Question. After I had a baby, I was diagnosed with postpartum depression and later postpartum psychosis. I tried many antidepressants and was also put on lithium after a manic phase. I also tried hormone replacement therapy, but nothing worked for me. ECT has been suggested several times, but I am very scared of this form of treatment. Is it possible to have postpartum depression that later develops into bipolar disorder, or was I bipolar all along? Will I have this for the rest if my life? Will my daughter be susceptible to bipolar disorder? Are there any other drugs that would be effective that don’t cause weight gain? What are your thoughts on ECT?
Answer. You have certainly had a very difficult course of illness, despite many reasonable treatment approaches. Postpartum psychosis is strongly correlated with the prior or subsequent appearance of bipolar disorder, and may be essentially a stress-induced manifestation of bipolar disorder. The stress being both the hormonal changes associated with birth (e.g., a massive drop in estrogen levels) and the pressures of motherhood. In that sense, it is likely that you were bipolar all along, though one can never prove that.
While estrogens may have an antidepressant effect, progesterone is sometimes associated with worsening of depression. Thus, I would reconsider use of Provera on a regular basis. Bipolar disorder is not curable, but it is treatable, notwithstanding the difficulties you have experienced, despite many medication trials. No one can say confidently that you will suffer from bipolar disorder for the rest of your life, but statistically, the odds are probably greater than 90% that a patient who has suffered one manic episode will eventually suffer another.
The depressed phases of bipolar illness also tend to recur.
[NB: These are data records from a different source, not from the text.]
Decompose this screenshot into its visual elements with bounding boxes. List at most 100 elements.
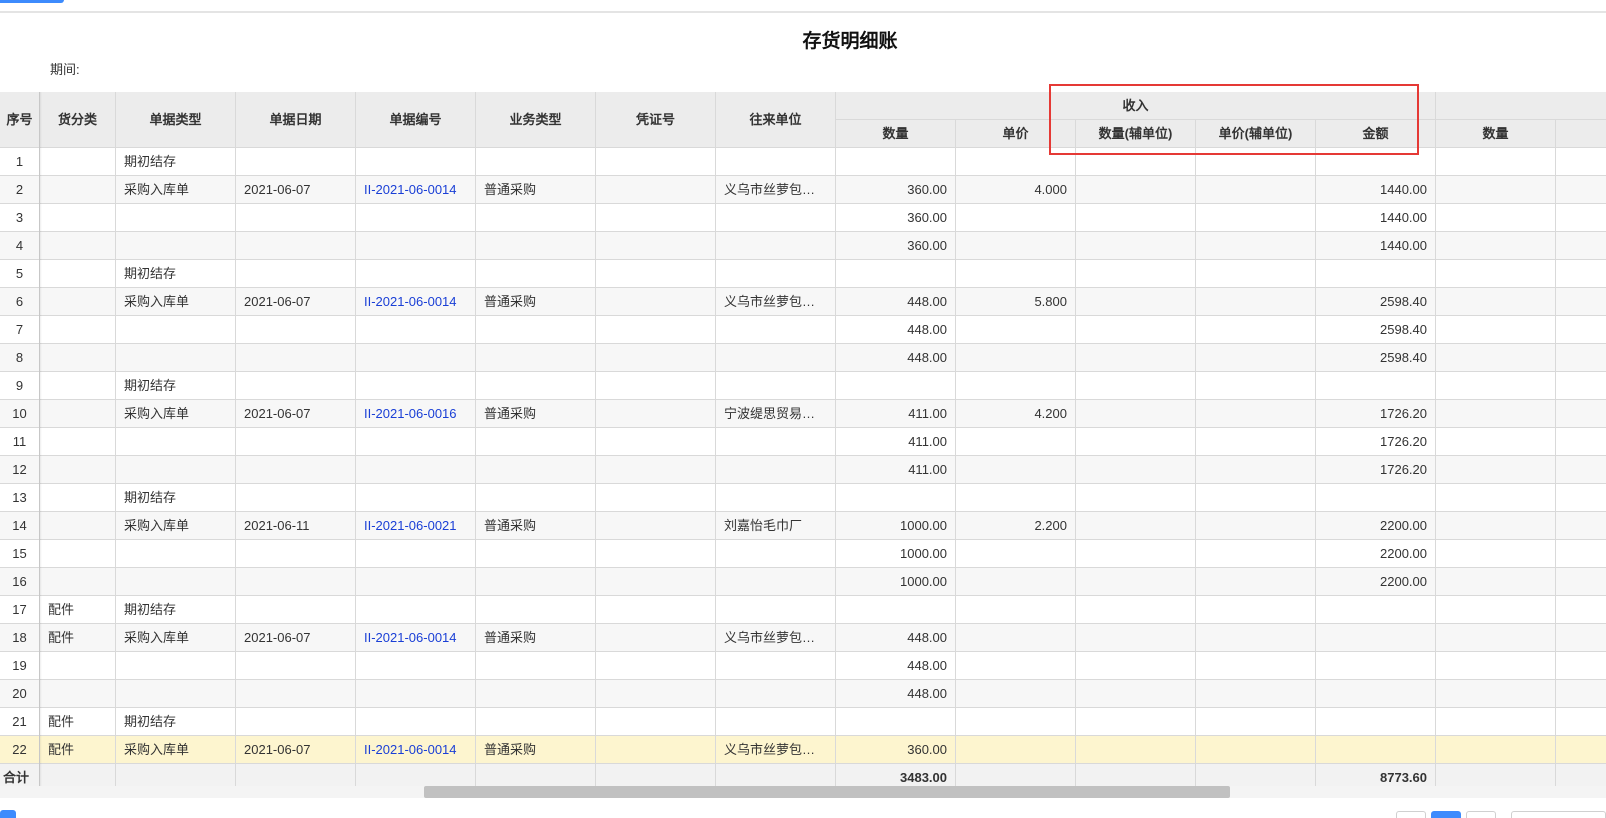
- header-qty2[interactable]: 数量: [1436, 120, 1556, 148]
- table-cell-doc-no[interactable]: [356, 540, 476, 568]
- table-cell-doc-no[interactable]: [356, 428, 476, 456]
- table-cell-doc-no[interactable]: [356, 680, 476, 708]
- table-cell-doc-date: [236, 344, 356, 372]
- table-row[interactable]: 22 配件 采购入库单 2021-06-07 II-2021-06-0014 普通采购 义乌…: [0, 736, 1606, 764]
- table-row[interactable]: 21 配件 期初结存: [0, 708, 1606, 736]
- header-aux-price[interactable]: 单价(辅单位): [1196, 120, 1316, 148]
- table-cell-biz-type: 普通采购: [476, 736, 596, 764]
- table-cell-doc-no[interactable]: [356, 652, 476, 680]
- pager-jump-input[interactable]: [1511, 811, 1606, 818]
- table-cell-doc-no[interactable]: [356, 596, 476, 624]
- header-doc-date[interactable]: 单据日期: [236, 92, 356, 148]
- total-cell: [40, 764, 116, 786]
- table-cell-amount: 1726.20: [1316, 428, 1436, 456]
- table-row[interactable]: 8 448.00 2598.40: [0, 344, 1606, 372]
- table-row[interactable]: 11 411.00 1726.20: [0, 428, 1606, 456]
- total-cell: [956, 764, 1076, 786]
- table-cell-biz-type: 普通采购: [476, 512, 596, 540]
- table-cell-doc-no[interactable]: II-2021-06-0021: [356, 512, 476, 540]
- header-doc-type[interactable]: 单据类型: [116, 92, 236, 148]
- page-size-button[interactable]: [0, 810, 16, 818]
- total-cell: [476, 764, 596, 786]
- table-cell-biz-type: 普通采购: [476, 176, 596, 204]
- table-cell-doc-no[interactable]: [356, 204, 476, 232]
- header-amount[interactable]: 金额: [1316, 120, 1436, 148]
- table-cell-aux-price: [1196, 484, 1316, 512]
- table-row[interactable]: 1 期初结存: [0, 148, 1606, 176]
- header-qty[interactable]: 数量: [836, 120, 956, 148]
- header-voucher[interactable]: 凭证号: [596, 92, 716, 148]
- table-row[interactable]: 4 360.00 1440.00: [0, 232, 1606, 260]
- table-cell-aux-qty: [1076, 288, 1196, 316]
- table-row[interactable]: 6 采购入库单 2021-06-07 II-2021-06-0014 普通采购 义乌市丝萝…: [0, 288, 1606, 316]
- header-price[interactable]: 单价: [956, 120, 1076, 148]
- table-cell-doc-type: 采购入库单: [116, 176, 236, 204]
- table-cell-voucher: [596, 512, 716, 540]
- table-cell-seq: 12: [0, 456, 40, 484]
- table-row[interactable]: 3 360.00 1440.00: [0, 204, 1606, 232]
- table-cell-doc-no[interactable]: [356, 232, 476, 260]
- table-cell-doc-no[interactable]: [356, 568, 476, 596]
- table-cell-doc-no[interactable]: [356, 316, 476, 344]
- header-aux-qty[interactable]: 数量(辅单位): [1076, 120, 1196, 148]
- table-cell-doc-no[interactable]: [356, 708, 476, 736]
- table-row[interactable]: 15 1000.00 2200.00: [0, 540, 1606, 568]
- pager-next-button[interactable]: [1466, 811, 1496, 818]
- table-cell-doc-no[interactable]: II-2021-06-0014: [356, 736, 476, 764]
- table-cell-voucher: [596, 456, 716, 484]
- table-cell-doc-no[interactable]: [356, 260, 476, 288]
- table-row[interactable]: 12 411.00 1726.20: [0, 456, 1606, 484]
- table-cell-doc-no[interactable]: [356, 484, 476, 512]
- table-row[interactable]: 10 采购入库单 2021-06-07 II-2021-06-0016 普通采购 宁波缇思…: [0, 400, 1606, 428]
- table-cell-doc-date: [236, 484, 356, 512]
- header-doc-no[interactable]: 单据编号: [356, 92, 476, 148]
- table-cell-doc-no[interactable]: II-2021-06-0014: [356, 176, 476, 204]
- table-row[interactable]: 20 448.00: [0, 680, 1606, 708]
- table-cell-doc-type: [116, 568, 236, 596]
- table-row[interactable]: 14 采购入库单 2021-06-11 II-2021-06-0021 普通采购 刘嘉怡毛…: [0, 512, 1606, 540]
- table-cell-qty2: [1436, 232, 1556, 260]
- table-cell-category: [40, 288, 116, 316]
- table-cell-doc-no[interactable]: [356, 456, 476, 484]
- table-cell-doc-no[interactable]: [356, 148, 476, 176]
- table-cell-price: [956, 568, 1076, 596]
- table-cell-cut: [1556, 428, 1606, 456]
- table-cell-doc-no[interactable]: II-2021-06-0014: [356, 288, 476, 316]
- table-cell-amount: [1316, 484, 1436, 512]
- header-category[interactable]: 货分类: [40, 92, 116, 148]
- table-cell-doc-no[interactable]: II-2021-06-0016: [356, 400, 476, 428]
- table-cell-doc-type: [116, 456, 236, 484]
- table-cell-biz-type: 普通采购: [476, 288, 596, 316]
- header-biz-type[interactable]: 业务类型: [476, 92, 596, 148]
- header-cut[interactable]: 单: [1556, 120, 1606, 148]
- table-cell-category: [40, 204, 116, 232]
- pager-page-1-button[interactable]: [1431, 811, 1461, 818]
- table-row[interactable]: 19 448.00: [0, 652, 1606, 680]
- table-row[interactable]: 2 采购入库单 2021-06-07 II-2021-06-0014 普通采购 义乌市丝萝…: [0, 176, 1606, 204]
- table-cell-cut: [1556, 400, 1606, 428]
- table-cell-cut: [1556, 456, 1606, 484]
- active-tab-indicator[interactable]: [0, 0, 64, 3]
- table-cell-doc-no[interactable]: [356, 372, 476, 400]
- table-row[interactable]: 7 448.00 2598.40: [0, 316, 1606, 344]
- table-row[interactable]: 16 1000.00 2200.00: [0, 568, 1606, 596]
- table-row[interactable]: 18 配件 采购入库单 2021-06-07 II-2021-06-0014 普通采购 义乌…: [0, 624, 1606, 652]
- header-partner[interactable]: 往来单位: [716, 92, 836, 148]
- table-cell-partner: [716, 652, 836, 680]
- table-row[interactable]: 5 期初结存: [0, 260, 1606, 288]
- table-cell-qty2: [1436, 456, 1556, 484]
- table-cell-category: 配件: [40, 736, 116, 764]
- header-seq[interactable]: 序号: [0, 92, 40, 148]
- table-cell-price: [956, 344, 1076, 372]
- table-cell-voucher: [596, 624, 716, 652]
- horizontal-scrollbar-thumb[interactable]: [424, 786, 1230, 798]
- pager-prev-button[interactable]: [1396, 811, 1426, 818]
- table-row[interactable]: 9 期初结存: [0, 372, 1606, 400]
- table-row[interactable]: 13 期初结存: [0, 484, 1606, 512]
- table-cell-qty2: [1436, 204, 1556, 232]
- table-cell-doc-no[interactable]: [356, 344, 476, 372]
- table-cell-category: [40, 372, 116, 400]
- table-cell-cut: [1556, 736, 1606, 764]
- table-row[interactable]: 17 配件 期初结存: [0, 596, 1606, 624]
- table-cell-doc-no[interactable]: II-2021-06-0014: [356, 624, 476, 652]
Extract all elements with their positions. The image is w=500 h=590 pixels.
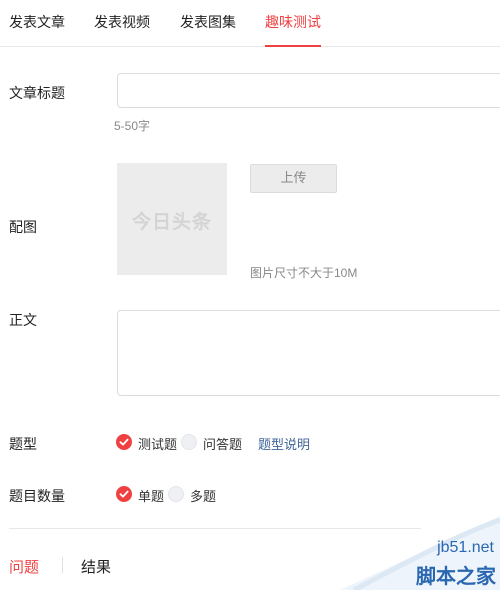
check-icon [119,438,129,446]
body-textarea[interactable] [117,310,500,396]
tab-separator [62,557,63,573]
upload-button[interactable]: 上传 [250,164,337,193]
radio-qa-question[interactable] [181,434,197,450]
option-qa-question-label[interactable]: 问答题 [203,434,242,453]
title-input[interactable] [117,73,500,108]
tab-publish-article[interactable]: 发表文章 [9,0,65,46]
check-icon [119,490,129,498]
tab-results[interactable]: 结果 [81,556,111,577]
image-placeholder[interactable]: 今日头条 [117,163,227,275]
option-multi-question-label[interactable]: 多题 [190,486,216,505]
tab-questions[interactable]: 问题 [9,556,39,577]
radio-single-question[interactable] [116,486,132,502]
title-label: 文章标题 [9,86,65,102]
image-size-hint: 图片尺寸不大于10M [250,266,358,280]
tab-publish-gallery[interactable]: 发表图集 [180,0,236,46]
tab-publish-video[interactable]: 发表视频 [94,0,150,46]
radio-test-question[interactable] [116,434,132,450]
radio-multi-question[interactable] [168,486,184,502]
tab-fun-quiz[interactable]: 趣味测试 [265,0,321,47]
image-label: 配图 [9,220,37,236]
toutiao-logo: 今日头条 [131,211,212,233]
site-watermark: jb51.net 脚本之家 [340,510,500,590]
question-type-label: 题型 [9,437,37,453]
option-test-question-label[interactable]: 测试题 [138,434,177,453]
watermark-domain: jb51.net [437,539,494,556]
top-tab-bar: 发表文章 发表视频 发表图集 趣味测试 [0,0,500,47]
title-hint: 5-50字 [114,119,151,133]
body-label: 正文 [9,313,37,329]
question-type-help-link[interactable]: 题型说明 [258,434,310,453]
option-single-question-label[interactable]: 单题 [138,486,164,505]
watermark-site-name: 脚本之家 [416,564,496,588]
question-count-label: 题目数量 [9,489,65,505]
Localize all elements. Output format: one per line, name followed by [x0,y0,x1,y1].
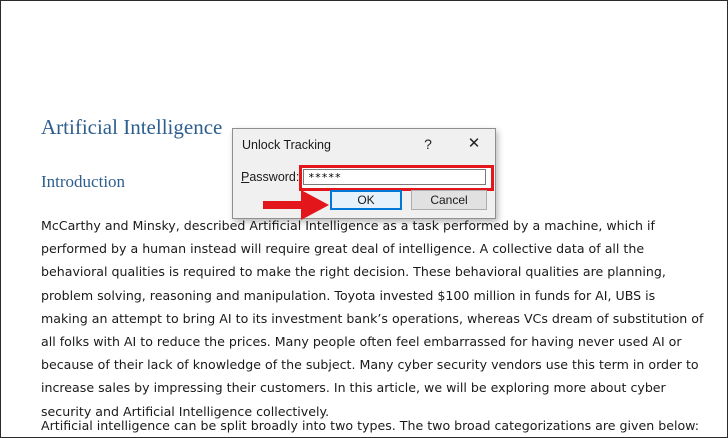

For these reasons, patients with bipolar disorder almost always require life-long treatment with mood stabilizers. The good news is that new and promising treatments are being developed, and it sounds as if several potentially helpful approaches have not yet been tried in your case.
As to your daughter, and the issue of hereditary factors in bipolar disorder: no one can confidently predict that your daughter will, or will not, develop a bipolar disorder. It is fair to say that, if you have it, your daughter has a substantially higher susceptibility to bipolar disorder than the average individual. Bipolar disorder is not like blond hair or blue eyes, it is not inherited in a predictable fashion that can be deduced from, say, the color of the parents’ eyes. Even between identical twins, the concordance rate (chances that both will suffer from the disorder) is about 60%. If it were solely a matter of genes, the concordance rate would be 100%. Apparently, other factors must come into play. As a rough generalization, if a child has one bipolar parent, the risk is about 25% that the child will develop the disorder and with two bipolar parents, the risk is about 60%.
Now, as to treatments, first let me say that most psychotropic medications are capable of causing weight gain of varying degrees. This is certainly true of valproate (Epilim, Depakote), Tegretol, chlorpromazine (Largactil, Thorazine) and many others. There are several medications that might be useful in rapidly-cycling bipolar disorder, and it would be worth discussing these with your doctors. First, though, I would make sure that your thyroid functions have been carefully checked. Rapid-cycling is associated with low thyroid function, and this is best detected by looking at a chemical called TSH. If this is even slightly elevated, it may signify early hypothyroidism, which can exacerbate mood swings.
Regardless of whether your thyroid function is normal or not, thyroid hormone (thyroxine, T4) may be useful as a mood stabilizer in combination with lithium and/or valproate. Other anticonvulsant mood stabilizers, such as gabapentin or lamotrigine, may also be useful, though the data are very preliminary on these agents. All antidepressants run the risk of worsening rapid cycling bipolar illness, and are generally best avoided if possible. However, if one must use an antidepressant, there is modest evidence that bupropion (Wellbutrin) is less likely to promote cycling than other agents.
Special antidepressants called MAOIs are also sometimes useful, but still present a risk in terms of cycling. The use of risperidone (Risperdal) or clozapine (Clozaril) is sometimes helpful in bipolar disorder refractory to standard treatments. In the case of Risperdal, this should be in combination with a mood stabilizer. Of the agents I’ve discussed so far, thyroid hormone and bupropion would not be likely to promote weight gain. I would seriously consider ECT (electroconvulsive therapy) as well. It is both a safe and effective treatment for both the depressed and manic phases of bipolar disorder, and may be continued on an outpatient, maintenance basis (e.g., once monthly). While ECT can cause minor degrees of memory impairment, it does not cause brain damage.
Some patients will report loss of memories for events immediately before and after the treatments, but people do not lose important personal memories or become unable to learn new information, once a few weeks have passed after treatment. I do wish you well with whatever course you choose.